The conservative Republican lobby on foreign policy is not likely to remain quiet either, but oddly, it seems to me that neoconservatives are going to turn out to be rather toothless politically compared to the NRA and the anti-tax lobby. Sizing up what the opposition is doing, I checked the Weekly Standard website today and discovered a long piece on the Israeli-Palestinian question by my distinguished Harvard classmate, Elliot Abrams. Like another pardoned Iran-Contra veterans, he was immediately hired by the Bush Administration in a non-confirmable job, and spent the last eight years at the NSC. His piece was revealing: it was an attack on peace talks designed to bring about a two-state solution between Israelis and Palestinians. President Bush, he argues, was right to argue in 2002 that such a solution depended upon change among the Palestinians--change which has not met his standards. The piece makes clear that Abrams must have opposed the whole Annapolis initiative, which was presumably a sop to Condi Rice and the State Department but which was bound to fail anyway, as indeed it did. In fact, Abrams suggests that the Palestinians have proven themselves incapable of responsible statehood and suggests junking the two-state solution altogether and restoring Gaza and the Arab West Bank to Egyptian and Jordanian control, respectively. I suspect, however, that these will remain fringe positions. On Iraq the President has compromised. The withdrawal timetable drew the ire of Kenneth Pollack in the New York Times, the Democratic foreign policy analyst who did so much to help bring about the Iraq war in the first place with his bloodcurdling 2002 book, The Threatening Storm, making it clear that Saddam was on the verge of a nuclear capability; but I cannot believe there is any large constituency that will be upset by it or even particularly disturbed if things go badly. (The danger of an Arab-Kurdish conflict seems to be increasing.) Afghanistan and Pakistan are a different matter, but they are not likely to arouse much public ire either no matter what happens.

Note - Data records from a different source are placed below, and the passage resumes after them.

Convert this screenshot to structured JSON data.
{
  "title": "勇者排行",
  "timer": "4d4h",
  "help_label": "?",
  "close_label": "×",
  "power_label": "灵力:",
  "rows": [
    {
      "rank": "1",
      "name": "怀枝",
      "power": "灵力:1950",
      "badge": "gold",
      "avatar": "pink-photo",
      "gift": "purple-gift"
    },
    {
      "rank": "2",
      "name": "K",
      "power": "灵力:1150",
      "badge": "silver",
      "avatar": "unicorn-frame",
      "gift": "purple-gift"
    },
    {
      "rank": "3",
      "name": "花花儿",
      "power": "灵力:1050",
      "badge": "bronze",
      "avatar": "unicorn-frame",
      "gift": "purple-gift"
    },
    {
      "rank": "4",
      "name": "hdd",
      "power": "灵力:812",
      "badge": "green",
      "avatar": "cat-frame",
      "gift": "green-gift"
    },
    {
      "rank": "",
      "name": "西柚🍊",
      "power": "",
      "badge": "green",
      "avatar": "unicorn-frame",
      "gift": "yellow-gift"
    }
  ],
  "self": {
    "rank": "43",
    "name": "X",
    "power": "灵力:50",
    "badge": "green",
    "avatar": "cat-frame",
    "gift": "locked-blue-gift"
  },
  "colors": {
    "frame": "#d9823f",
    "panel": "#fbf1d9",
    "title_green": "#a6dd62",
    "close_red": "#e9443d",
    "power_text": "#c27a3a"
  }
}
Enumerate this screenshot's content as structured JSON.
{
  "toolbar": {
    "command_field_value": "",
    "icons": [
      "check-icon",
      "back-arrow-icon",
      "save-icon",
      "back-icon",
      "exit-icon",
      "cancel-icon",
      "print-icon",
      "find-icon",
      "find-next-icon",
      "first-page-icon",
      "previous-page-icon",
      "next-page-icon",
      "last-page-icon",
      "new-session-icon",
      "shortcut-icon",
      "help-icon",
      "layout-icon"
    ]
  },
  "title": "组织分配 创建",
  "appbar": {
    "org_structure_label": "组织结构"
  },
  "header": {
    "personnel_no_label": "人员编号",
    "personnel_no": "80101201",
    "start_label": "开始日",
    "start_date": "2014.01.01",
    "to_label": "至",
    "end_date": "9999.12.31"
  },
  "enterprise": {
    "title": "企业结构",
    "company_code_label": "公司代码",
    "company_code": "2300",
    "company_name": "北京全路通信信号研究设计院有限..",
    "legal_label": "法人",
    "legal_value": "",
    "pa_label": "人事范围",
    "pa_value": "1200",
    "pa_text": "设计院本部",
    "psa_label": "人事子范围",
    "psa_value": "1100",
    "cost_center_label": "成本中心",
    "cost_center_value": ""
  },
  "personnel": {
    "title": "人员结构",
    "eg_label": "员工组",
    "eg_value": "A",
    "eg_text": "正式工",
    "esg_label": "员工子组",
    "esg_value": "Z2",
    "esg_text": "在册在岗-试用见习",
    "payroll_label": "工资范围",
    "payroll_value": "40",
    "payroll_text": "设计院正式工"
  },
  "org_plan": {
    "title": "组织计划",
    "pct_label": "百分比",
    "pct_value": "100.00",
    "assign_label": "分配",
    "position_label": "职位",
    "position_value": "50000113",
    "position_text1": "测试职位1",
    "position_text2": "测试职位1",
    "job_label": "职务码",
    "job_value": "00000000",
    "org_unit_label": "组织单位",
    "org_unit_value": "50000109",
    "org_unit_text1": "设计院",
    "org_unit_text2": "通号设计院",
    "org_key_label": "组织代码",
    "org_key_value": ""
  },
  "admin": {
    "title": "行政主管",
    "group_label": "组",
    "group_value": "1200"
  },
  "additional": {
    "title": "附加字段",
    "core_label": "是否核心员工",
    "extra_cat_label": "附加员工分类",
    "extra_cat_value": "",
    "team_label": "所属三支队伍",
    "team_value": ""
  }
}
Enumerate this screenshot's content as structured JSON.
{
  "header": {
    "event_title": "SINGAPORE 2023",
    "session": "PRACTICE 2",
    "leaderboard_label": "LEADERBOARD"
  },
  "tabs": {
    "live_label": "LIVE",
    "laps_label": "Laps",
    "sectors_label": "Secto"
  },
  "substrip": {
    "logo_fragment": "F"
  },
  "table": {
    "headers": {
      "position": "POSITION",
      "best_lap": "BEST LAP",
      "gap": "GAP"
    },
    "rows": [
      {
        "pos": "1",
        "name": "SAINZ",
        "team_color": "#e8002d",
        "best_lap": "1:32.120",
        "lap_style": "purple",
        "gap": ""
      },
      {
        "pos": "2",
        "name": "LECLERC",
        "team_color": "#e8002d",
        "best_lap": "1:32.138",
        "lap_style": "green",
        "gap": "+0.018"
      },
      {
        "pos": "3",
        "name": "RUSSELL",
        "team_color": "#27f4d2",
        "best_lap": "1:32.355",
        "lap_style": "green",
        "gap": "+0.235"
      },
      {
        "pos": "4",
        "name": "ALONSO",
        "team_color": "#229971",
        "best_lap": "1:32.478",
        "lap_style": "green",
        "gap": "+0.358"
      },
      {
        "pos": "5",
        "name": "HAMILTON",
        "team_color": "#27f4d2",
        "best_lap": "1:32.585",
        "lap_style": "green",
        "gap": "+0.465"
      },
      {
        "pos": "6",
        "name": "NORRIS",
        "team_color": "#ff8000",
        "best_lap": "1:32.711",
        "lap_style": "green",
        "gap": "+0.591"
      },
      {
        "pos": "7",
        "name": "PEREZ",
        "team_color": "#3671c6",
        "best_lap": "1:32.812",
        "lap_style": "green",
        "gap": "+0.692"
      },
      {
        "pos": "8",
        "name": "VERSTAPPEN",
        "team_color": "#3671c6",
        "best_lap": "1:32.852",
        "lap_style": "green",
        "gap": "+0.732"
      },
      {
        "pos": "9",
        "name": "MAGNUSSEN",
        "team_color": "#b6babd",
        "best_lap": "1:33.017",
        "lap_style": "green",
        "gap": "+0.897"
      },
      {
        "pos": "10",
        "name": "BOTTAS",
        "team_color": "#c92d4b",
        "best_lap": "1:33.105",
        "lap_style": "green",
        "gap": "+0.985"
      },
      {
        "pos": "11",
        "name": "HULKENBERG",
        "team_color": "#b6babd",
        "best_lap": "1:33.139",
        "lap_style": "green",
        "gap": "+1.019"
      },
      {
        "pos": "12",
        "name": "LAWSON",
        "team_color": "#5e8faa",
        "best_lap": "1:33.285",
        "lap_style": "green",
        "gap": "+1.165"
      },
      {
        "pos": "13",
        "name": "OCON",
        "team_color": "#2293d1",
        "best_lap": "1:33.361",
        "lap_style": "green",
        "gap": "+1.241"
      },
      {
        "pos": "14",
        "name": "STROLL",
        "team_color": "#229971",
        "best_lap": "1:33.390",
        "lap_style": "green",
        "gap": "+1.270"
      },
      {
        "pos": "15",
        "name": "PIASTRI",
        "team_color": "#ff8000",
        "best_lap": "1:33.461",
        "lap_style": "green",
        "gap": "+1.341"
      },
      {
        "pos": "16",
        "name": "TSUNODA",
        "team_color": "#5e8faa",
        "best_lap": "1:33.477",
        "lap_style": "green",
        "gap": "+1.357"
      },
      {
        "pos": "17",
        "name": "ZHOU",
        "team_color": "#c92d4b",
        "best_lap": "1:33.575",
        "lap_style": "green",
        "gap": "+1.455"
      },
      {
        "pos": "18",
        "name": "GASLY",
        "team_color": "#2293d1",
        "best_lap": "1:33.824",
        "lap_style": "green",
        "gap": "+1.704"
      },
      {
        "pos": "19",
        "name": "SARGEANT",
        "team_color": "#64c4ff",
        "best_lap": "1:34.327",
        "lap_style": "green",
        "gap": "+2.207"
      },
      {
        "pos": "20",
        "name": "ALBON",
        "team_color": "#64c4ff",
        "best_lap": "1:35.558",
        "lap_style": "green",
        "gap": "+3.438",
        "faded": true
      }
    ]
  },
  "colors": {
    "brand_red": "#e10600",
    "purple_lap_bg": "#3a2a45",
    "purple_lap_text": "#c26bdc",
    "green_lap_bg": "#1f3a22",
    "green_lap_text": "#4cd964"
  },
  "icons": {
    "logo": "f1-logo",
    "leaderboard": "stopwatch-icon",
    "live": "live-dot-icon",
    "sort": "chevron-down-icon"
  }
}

It is not at all clear what the Administration intends for the Middle East, but an interesting straw is bending in the wind. Secretary of State Clinton has drawn blasts from several conservative American Jewish leaders for having protested Israeli delays of humanitarian aid for Gaza. It is hard to believe that that alone would have prompted cries of betrayal so quickly. Hamas and Fatah are working on creating a unity government, one which would give the Administration the opportunity to face reality with respect to Hamas, rather than to write it off (as Abrams and one of her critics do) as a cat's paw for Iran, now cast (by Benjamin Netanyahu, too) as the Nazi Germany of the twentieth century, determined to unleash a world war. President Obama seems determined to face every long-standing issue squarely, and that could apply to the Middle East, as well.
1 comment:
I have just read "your" article on the internet comparing the Obama administration to Hitler's Germany. then I googled your name to learn that you did not write it.
It did clear up one problem though. I was surprised that a man so deeply embedded in Harvard could write an article so true and rational.
It is a relief to learn that Harvard's reputation is alive and well after reading some articles on this blog.